All it takes is a teaspoon or ii of cornstarch per pound of meat. As an case for how to marinate beefiness, check out our post on How to Fix Beef for Stir-fry.

half-dozen. For Dough and Noodles

Cornstarch is an ingredient in some noodles, similar our cheung fun rice noodle recipe used in our dim sum Zhaliang (Fried Dough Rice Noodle Rolls).

Adding water to rice flour and starch mixture, thewoksoflife.com

It'due south also an ingredient in our Old-fashioned Chinese Almond Cookies, to yield a crisp and crunchy cookie.

Cornstarch Substitutes

If yous don't have cornstarch, there are some substitutes you can use with very like or even better properties, depending on what you're cooking. (But cornstarch is however the best multi-purpose ingredient in our opinion.)

Tapioca Starch

Tapioca starch is very like to cornstarch in terms of its use as a thickening agent, and is actually the preferred starch in China. Tapioca starch's thickening power is similar, and it has the same translucent colour and texture. Tapioca powder is even silkier in texture, and is a great substitute for meat marinades also.

Potato Starch

Potato starch can too be used as a thickener in a pinch, only cornstarch or tapioca starch are definitely preferred. Potato starch is ameliorate for dredging and deep frying, because it yields a crispy crust and texture. French fries fabricated with potato starch fry upward even amend than with flour or cornstarch, and our kimchi pancake (kimchijeon) fabricated with potato starch has an excellent chewy, crisp texture.

  • 1 part cornstarch
  • 1 part water
  • Mix 1 tablespoon cornstarch with 1 tablespoon water to thicken sauces in stir fries.

  • Use 1/4 cup to ane/3 cup cornstarch with equal amount h2o for soups.

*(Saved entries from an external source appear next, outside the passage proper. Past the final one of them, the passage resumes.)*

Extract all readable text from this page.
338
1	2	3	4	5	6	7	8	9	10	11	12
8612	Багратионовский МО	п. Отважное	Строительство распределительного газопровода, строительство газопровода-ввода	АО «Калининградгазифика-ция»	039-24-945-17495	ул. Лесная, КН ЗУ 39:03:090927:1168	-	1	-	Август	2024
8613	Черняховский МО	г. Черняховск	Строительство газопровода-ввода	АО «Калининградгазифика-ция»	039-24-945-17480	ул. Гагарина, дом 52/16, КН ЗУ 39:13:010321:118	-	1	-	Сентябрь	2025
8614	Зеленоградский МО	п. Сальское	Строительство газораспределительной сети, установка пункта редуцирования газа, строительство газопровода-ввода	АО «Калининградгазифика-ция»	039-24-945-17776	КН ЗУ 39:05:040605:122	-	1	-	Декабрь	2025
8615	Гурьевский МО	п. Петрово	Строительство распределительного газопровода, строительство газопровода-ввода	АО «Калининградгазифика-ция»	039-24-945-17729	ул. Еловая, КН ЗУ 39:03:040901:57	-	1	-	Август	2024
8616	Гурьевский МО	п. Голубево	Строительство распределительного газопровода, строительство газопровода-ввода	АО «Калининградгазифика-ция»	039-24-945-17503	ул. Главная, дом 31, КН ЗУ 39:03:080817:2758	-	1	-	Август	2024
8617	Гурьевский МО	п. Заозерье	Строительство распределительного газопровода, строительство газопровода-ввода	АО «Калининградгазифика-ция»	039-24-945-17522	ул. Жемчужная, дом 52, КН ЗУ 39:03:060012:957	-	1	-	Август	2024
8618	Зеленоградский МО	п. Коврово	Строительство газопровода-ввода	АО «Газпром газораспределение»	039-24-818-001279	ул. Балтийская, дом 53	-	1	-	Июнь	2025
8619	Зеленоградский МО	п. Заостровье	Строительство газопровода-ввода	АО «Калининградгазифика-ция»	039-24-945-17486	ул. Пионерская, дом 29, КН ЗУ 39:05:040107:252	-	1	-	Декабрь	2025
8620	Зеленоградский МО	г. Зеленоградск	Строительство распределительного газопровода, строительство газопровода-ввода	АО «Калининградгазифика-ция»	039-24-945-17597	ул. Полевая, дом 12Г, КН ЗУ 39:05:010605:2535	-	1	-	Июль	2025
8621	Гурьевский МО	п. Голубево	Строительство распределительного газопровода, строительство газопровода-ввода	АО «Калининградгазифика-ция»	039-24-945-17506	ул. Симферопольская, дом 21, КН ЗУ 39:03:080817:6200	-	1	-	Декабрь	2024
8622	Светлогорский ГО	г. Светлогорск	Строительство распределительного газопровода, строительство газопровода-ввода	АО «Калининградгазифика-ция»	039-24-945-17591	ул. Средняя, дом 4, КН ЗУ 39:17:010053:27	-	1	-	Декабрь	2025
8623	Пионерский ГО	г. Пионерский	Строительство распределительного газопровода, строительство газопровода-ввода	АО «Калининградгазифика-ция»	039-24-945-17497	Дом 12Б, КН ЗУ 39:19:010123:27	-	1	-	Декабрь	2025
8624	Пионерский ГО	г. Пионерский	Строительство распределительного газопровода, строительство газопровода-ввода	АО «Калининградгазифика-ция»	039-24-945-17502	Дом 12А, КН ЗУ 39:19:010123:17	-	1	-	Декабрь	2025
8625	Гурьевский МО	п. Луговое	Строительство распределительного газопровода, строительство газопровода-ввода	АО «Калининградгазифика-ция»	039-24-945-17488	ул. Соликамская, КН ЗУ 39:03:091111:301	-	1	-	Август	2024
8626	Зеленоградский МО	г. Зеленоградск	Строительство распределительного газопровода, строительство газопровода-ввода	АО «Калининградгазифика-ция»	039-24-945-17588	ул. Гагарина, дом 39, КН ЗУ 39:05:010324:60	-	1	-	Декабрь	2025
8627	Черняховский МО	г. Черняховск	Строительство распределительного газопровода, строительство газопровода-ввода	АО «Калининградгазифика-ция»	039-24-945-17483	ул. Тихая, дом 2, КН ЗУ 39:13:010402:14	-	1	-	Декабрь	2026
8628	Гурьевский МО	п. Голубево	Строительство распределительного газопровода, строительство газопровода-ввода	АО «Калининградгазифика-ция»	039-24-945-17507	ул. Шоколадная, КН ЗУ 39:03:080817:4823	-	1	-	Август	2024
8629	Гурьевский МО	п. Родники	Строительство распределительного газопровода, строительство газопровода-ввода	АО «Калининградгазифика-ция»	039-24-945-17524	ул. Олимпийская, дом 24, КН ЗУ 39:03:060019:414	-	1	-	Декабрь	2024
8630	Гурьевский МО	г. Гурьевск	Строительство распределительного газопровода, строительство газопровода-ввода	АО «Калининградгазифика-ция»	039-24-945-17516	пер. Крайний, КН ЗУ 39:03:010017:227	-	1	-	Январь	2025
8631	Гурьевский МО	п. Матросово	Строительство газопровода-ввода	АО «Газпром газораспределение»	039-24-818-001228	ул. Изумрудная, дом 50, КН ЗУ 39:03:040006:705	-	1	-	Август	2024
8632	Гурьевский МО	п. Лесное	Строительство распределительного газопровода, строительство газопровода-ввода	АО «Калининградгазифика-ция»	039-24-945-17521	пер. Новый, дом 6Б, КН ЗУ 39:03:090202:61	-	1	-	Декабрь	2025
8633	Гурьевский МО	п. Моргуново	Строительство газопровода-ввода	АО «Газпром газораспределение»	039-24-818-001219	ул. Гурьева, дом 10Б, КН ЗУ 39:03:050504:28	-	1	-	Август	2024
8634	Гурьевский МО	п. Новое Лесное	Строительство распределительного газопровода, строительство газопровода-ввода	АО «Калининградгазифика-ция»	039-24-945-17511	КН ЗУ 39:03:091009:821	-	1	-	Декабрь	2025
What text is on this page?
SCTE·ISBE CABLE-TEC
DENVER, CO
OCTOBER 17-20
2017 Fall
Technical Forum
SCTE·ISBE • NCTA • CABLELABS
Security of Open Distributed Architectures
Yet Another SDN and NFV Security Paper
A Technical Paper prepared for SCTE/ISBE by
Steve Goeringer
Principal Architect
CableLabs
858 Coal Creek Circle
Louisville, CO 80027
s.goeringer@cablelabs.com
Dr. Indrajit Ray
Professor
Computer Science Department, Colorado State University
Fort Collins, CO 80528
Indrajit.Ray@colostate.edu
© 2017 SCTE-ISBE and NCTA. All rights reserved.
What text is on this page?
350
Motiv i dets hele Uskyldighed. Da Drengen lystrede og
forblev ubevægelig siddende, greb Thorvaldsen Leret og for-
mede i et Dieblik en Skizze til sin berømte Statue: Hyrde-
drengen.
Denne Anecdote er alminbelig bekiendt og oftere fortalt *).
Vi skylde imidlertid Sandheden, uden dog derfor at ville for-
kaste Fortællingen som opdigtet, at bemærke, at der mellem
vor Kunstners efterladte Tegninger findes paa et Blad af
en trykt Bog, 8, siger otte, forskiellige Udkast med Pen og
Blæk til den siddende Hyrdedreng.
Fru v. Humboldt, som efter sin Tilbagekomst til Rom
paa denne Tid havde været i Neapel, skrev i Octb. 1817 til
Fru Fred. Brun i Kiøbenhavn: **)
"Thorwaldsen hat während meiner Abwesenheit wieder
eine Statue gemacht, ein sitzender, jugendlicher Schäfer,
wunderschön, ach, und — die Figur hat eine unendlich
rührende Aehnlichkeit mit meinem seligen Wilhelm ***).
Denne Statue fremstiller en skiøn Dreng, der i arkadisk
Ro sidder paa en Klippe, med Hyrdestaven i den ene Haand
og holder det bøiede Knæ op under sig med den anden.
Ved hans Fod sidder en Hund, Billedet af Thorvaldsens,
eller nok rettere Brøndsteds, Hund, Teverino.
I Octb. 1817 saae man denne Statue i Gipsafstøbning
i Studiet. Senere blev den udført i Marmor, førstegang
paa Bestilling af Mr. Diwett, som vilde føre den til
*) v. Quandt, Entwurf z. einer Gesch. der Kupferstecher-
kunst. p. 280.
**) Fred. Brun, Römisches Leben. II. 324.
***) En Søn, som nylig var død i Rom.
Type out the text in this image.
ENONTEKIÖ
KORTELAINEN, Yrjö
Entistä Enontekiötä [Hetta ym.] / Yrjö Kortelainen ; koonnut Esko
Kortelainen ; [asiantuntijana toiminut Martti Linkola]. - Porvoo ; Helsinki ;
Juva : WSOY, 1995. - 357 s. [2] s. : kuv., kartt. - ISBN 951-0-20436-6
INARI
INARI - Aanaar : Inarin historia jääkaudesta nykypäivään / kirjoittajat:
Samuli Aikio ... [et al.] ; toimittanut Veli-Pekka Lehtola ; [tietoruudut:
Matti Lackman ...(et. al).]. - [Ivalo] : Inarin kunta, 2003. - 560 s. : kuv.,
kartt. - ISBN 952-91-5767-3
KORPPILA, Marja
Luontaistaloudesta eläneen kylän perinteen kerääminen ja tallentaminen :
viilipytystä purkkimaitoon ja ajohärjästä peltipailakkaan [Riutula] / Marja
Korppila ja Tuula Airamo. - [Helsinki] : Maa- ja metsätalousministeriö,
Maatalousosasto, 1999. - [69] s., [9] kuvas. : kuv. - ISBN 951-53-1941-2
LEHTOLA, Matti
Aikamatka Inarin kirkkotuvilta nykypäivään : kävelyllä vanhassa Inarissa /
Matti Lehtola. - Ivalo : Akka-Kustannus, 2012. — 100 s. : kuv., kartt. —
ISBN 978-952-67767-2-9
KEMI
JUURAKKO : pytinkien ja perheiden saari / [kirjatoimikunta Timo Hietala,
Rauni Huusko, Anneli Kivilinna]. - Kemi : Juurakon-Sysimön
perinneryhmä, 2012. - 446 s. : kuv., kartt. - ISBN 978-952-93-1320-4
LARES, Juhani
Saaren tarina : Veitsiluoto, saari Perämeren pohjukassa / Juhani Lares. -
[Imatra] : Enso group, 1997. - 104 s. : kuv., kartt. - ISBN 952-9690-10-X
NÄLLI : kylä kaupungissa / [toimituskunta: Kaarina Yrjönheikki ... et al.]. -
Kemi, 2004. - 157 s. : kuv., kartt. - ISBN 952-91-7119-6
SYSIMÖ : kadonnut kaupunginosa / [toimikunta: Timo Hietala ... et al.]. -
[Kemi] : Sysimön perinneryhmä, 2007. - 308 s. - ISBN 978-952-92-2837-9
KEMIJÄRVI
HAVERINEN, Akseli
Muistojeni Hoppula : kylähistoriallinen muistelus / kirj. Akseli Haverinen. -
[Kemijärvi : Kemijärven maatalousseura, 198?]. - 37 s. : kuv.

nutritional info disclaimer

TheWoksofLife.com is written and produced for informational purposes only. While we practise our best to provide nutritional information as a full general guideline to our readers, we are not certified nutritionists, and the values provided should be considered estimates. Factors such equally brands purchased, natural variations in fresh ingredients, etc. will change the nutritional information in any recipe. Various online calculators also provide different results, depending on their sources. To obtain accurate nutritional information for a recipe, use your preferred diet calculator to determine nutritional data with the actual ingredients and quantities used.